Experts at the conference, which has drawn some 20,000 delegates from around the world, are warning about the "feminization" of HIV/AIDS.

Worldwide, almost 50 per cent of all HIV positive adults are women over 15 years old.

Gates said many are sex trade workers who are trying to support their families and can't control whether their clients use a condom.

Too many governments are ignoring these women, she said.

"It's a group that's part of society," Gates said to applause. "If we don't acknowledge that, we can't begin to tackle the problem,"

Still, some say it's not strangers - but rather spouses - that pose the greatest risk to women. Nafis Sadik, UN special envoy for HIV/AIDS in Asia-Pacific, said women often get married without knowing anything about sexual health.

Once married, she said they are virtually powerless.

"Marriage is a licence to do what you want with your wife," Sadik said, adding a woman can still be punished for refusing to sleep with her husband. "Policy makers are more afraid of women having control over their own sexuality than they are of AIDS."

Musa (Queen) Njoko, a jazz artist and HIV activist in her native South Africa, said it is up to women to take the lead in fighting the disease.

"We need no longer continue having our lives controlled by other people," said Njoko, one of the first women and the first recording artist to disclose her HIV-positive status in South Africa. "It's our time. It's our lives. Let's fight for our survival. Let us fight for the future of our children."

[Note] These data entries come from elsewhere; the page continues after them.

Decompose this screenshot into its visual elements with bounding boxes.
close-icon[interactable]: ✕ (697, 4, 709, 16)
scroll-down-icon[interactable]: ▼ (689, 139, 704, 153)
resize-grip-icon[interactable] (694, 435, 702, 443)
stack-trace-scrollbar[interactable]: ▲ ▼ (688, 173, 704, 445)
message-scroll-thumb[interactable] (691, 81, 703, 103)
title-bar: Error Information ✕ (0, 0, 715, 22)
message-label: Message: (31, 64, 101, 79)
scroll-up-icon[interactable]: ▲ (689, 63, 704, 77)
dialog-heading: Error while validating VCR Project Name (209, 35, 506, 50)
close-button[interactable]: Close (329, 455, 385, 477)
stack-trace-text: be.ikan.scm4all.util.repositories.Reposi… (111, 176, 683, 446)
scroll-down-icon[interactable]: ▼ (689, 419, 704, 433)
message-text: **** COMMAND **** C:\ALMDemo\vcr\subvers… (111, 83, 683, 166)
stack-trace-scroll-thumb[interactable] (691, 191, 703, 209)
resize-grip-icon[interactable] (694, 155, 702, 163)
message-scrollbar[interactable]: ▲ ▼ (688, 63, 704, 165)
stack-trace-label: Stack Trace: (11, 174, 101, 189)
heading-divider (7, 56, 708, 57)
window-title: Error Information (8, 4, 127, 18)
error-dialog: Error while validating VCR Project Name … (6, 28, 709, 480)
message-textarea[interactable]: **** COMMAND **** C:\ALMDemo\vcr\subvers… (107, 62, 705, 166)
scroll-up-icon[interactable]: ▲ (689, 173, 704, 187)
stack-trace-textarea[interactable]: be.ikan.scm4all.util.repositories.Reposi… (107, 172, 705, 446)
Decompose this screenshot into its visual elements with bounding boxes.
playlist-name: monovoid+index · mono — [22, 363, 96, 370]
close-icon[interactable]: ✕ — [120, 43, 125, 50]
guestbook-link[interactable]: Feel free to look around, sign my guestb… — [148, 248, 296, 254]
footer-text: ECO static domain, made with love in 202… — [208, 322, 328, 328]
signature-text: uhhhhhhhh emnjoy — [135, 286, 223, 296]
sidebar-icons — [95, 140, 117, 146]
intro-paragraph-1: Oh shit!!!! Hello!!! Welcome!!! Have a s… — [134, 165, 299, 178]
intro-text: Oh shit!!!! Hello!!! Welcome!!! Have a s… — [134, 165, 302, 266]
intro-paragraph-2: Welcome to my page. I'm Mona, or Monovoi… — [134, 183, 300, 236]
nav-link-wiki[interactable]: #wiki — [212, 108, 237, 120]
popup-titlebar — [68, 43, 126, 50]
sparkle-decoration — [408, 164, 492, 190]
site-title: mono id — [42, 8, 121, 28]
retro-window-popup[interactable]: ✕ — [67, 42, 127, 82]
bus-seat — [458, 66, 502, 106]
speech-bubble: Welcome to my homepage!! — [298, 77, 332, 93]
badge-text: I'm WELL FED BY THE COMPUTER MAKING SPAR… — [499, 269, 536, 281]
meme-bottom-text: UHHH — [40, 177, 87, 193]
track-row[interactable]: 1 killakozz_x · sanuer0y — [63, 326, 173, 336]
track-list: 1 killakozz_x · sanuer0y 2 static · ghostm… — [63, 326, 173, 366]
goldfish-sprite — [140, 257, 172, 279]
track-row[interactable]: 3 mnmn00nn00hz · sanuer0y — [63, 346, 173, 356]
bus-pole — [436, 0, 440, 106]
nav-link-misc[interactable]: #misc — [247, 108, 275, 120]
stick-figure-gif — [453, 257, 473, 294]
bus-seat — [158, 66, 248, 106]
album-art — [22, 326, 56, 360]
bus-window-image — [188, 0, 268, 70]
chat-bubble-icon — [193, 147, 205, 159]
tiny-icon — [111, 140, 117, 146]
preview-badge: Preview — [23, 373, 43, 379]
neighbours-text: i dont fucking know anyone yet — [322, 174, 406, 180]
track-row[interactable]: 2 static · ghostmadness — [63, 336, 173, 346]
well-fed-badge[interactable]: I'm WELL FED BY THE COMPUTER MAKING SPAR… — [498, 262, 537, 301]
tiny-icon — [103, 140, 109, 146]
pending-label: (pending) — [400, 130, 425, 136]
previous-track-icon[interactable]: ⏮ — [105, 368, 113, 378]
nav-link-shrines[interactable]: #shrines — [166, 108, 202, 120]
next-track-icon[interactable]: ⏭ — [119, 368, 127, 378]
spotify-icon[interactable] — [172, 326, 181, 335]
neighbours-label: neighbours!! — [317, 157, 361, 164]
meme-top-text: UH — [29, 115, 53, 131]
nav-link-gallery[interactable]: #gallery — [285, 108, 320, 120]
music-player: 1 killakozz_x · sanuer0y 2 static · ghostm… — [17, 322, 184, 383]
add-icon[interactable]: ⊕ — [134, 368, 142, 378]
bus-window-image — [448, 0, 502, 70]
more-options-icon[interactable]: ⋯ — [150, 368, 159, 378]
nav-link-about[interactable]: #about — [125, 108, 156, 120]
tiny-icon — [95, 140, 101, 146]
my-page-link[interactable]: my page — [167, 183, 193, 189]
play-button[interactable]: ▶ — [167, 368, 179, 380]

Earlier Monday, more than a thousand people from around the world took part in a march and rally near the conference site to demand urgent action for women and girls affected by the HIV/AIDS pandemic.

Louise Binder, co-founder of the Blueprint for Action on Women and Girls and HIV/AIDS, said countries need to ensure women have adequate housing, good education and equal rights if they are going to prevent the spread of the disease.

"Until we can get women to the same place as men, we don't have the power to prevent (HIV/AIDS)," she said.